To the Editor:

In response to “Capitalism’s day as dominant measure of social success is over,” A View From the Hill, Feb. 4, 2021, I’m afraid I don’t share Tamara Burke’s optimism about how modernizing regulatory review will put an end to capitalism — much less prove to be a boon to the common man.

Firstly, the memo itself, as quoted in Burke’s piece, lists economic growth as one of its priorities. How does one read this and infer that the capitalist model of endless economic growth — that Burke so rightfully critiques — will be challenged?

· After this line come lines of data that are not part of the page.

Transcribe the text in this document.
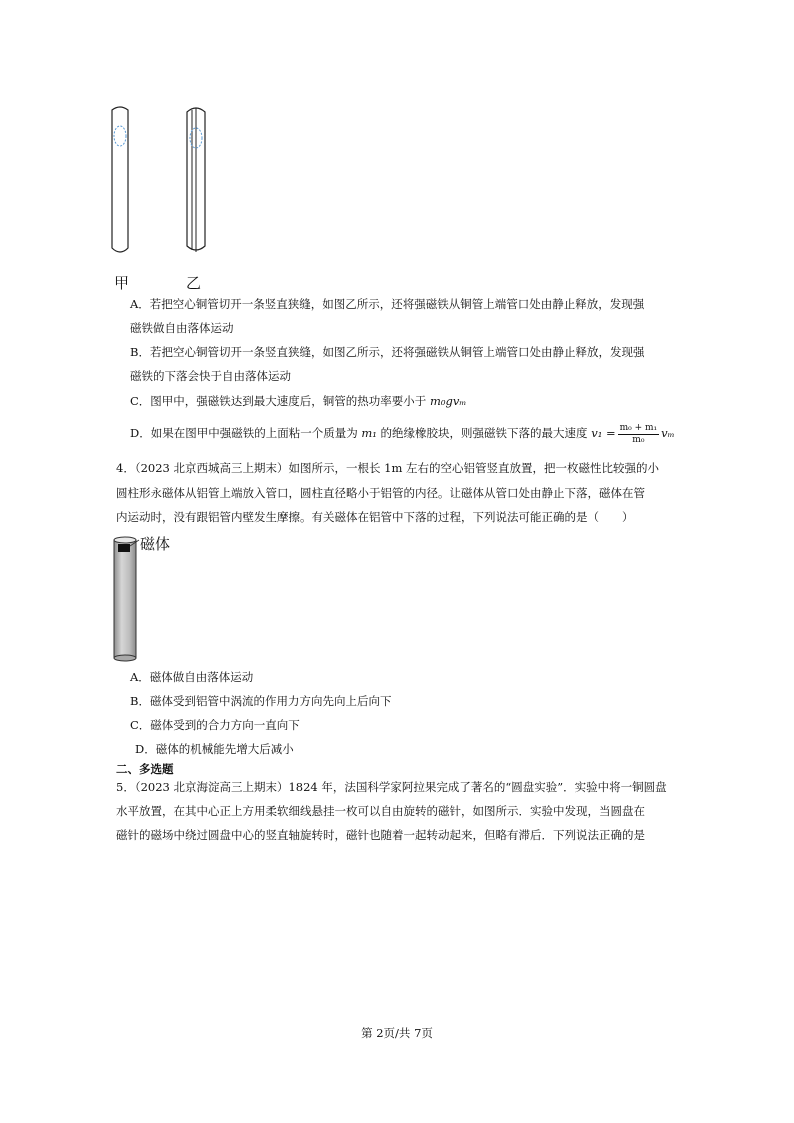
甲	乙
A．若把空心铜管切开一条竖直狭缝，如图乙所示，还将强磁铁从铜管上端管口处由静止释放，发现强
磁铁做自由落体运动
B．若把空心铜管切开一条竖直狭缝，如图乙所示，还将强磁铁从铜管上端管口处由静止释放，发现强
磁铁的下落会快于自由落体运动
C．图甲中，强磁铁达到最大速度后，铜管的热功率要小于 m₀gvₘ
D．如果在图甲中强磁铁的上面粘一个质量为 m₁ 的绝缘橡胶块，则强磁铁下落的最大速度 $v_1 = \frac{\text{m₀ + m₁}}{\text{m₀}}$ vₘ
4．（2023 北京西城高三上期末）如图所示，一根长 1m 左右的空心铝管竖直放置，把一枚磁性比较强的小
圆柱形永磁体从铝管上端放入管口，圆柱直径略小于铝管的内径。让磁体从管口处由静止下落，磁体在管
内运动时，没有跟铝管内壁发生摩擦。有关磁体在铝管中下落的过程，下列说法可能正确的是（　　）
磁体
A．磁体做自由落体运动
B．磁体受到铝管中涡流的作用力方向先向上后向下
C．磁体受到的合力方向一直向下
D．磁体的机械能先增大后减小
二、多选题
5．（2023 北京海淀高三上期末）1824 年，法国科学家阿拉果完成了著名的“圆盘实验”．实验中将一铜圆盘
水平放置，在其中心正上方用柔软细线悬挂一枚可以自由旋转的磁针，如图所示．实验中发现，当圆盘在
磁针的磁场中绕过圆盘中心的竖直轴旋转时，磁针也随着一起转动起来，但略有滞后．下列说法正确的是
第 2页/共 7页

Secondly, to expect the industries responsible for polluting our planet, poisoning our bodies and guzzling our tax dollars to suddenly change course because of a memo that sports flowery language like “the interests of future generations” strikes me as hopelessly naive.

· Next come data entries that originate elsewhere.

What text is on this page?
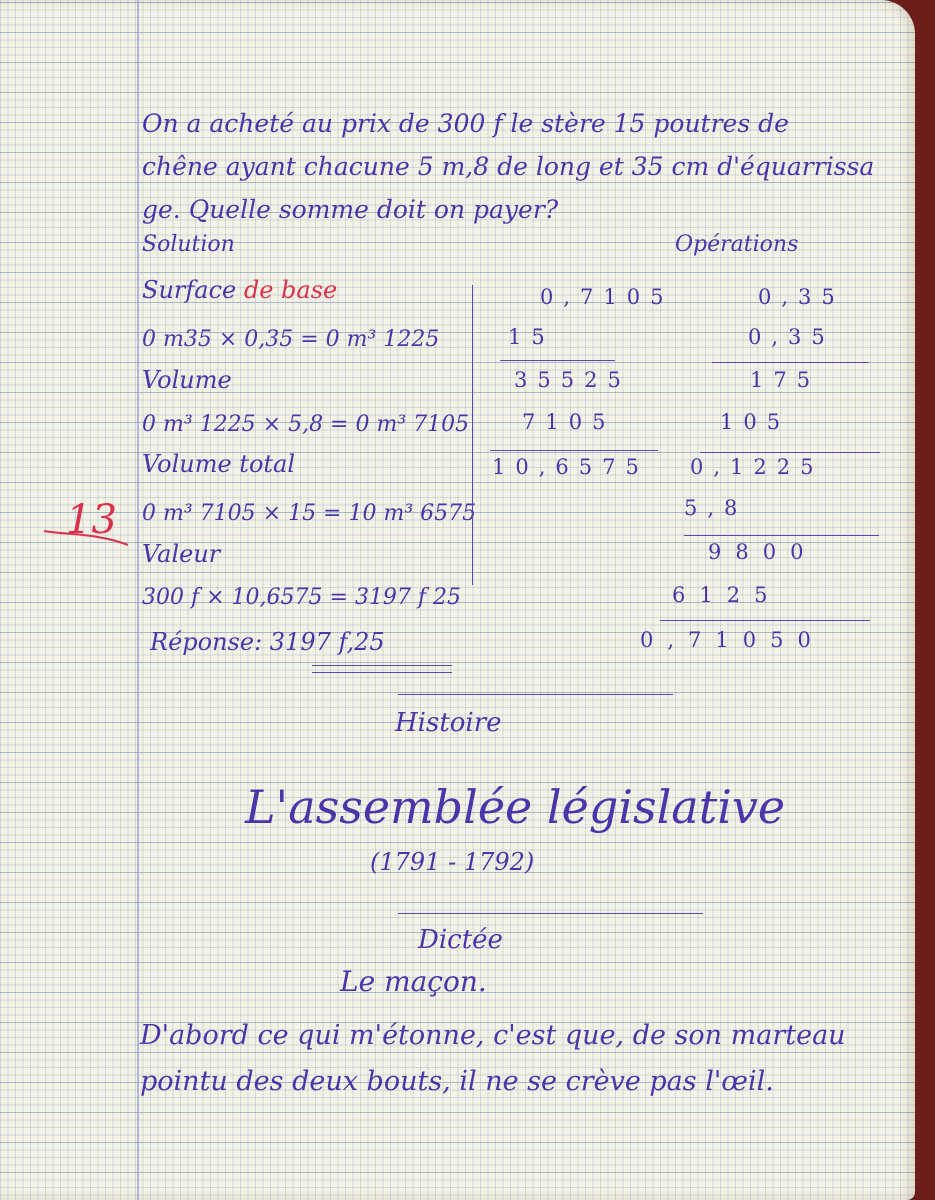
On a acheté au prix de 300 f le stère 15 poutres de
chêne ayant chacune 5 m,8 de long et 35 cm d'équarrissa
ge. Quelle somme doit on payer?
Solution
Surface de base
0 m35 × 0,35 = 0 m³ 1225
Volume
0 m³ 1225 × 5,8 = 0 m³ 7105
Volume total
0 m³ 7105 × 15 = 10 m³ 6575
Valeur
300 f × 10,6575 = 3197 f 25
Réponse: 3197 f,25
13
Opérations
0,7105
15
35525
7105
10,6575
0,35
0,35
175
105
0,1225
5,8
9800
6125
0,71050
Histoire
L'assemblée législative
(1791 - 1792)
Dictée
Le maçon.
D'abord ce qui m'étonne, c'est que, de son marteau
pointu des deux bouts, il ne se crève pas l'œil.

Regulatory agencies form a series of revolving doors with the most lucrative posts in the industries they are tasked with policing. Do we believe that suddenly, thanks to this document, they shall take up the cause of the common man?

While we may indeed be witnessing the end of capitalism as we know it, what rises in its stead is a shiny new brand of fascism, wherein the final vestiges of the free market are cast aside along with our privacy and civil liberties — anachronisms no longer viable in the new age of global pandemics and racial justice.

Burke interprets this memo as evidence that government agencies will finally be tasked with a righteous mission of restoring health and prosperity. I see new tools for the federal government to subjectively determine which elements of our society and economy may continue to exist, and which may not. Something tells me that the large, corporate interests most responsible for creating the current crises of poor health, environmental degradation, economic collapse and racial inequality will find themselves well equipped to meet these new regulations, while many small businesses will not.

I sincerely hope that we do look back at this moment in history as the start of a revolution, but to create the future I desire for my children, I have more faith in community organizations, barter economies and backyard gardens than government bureaucracies empowered and entitled by grandiose memorandums such as this.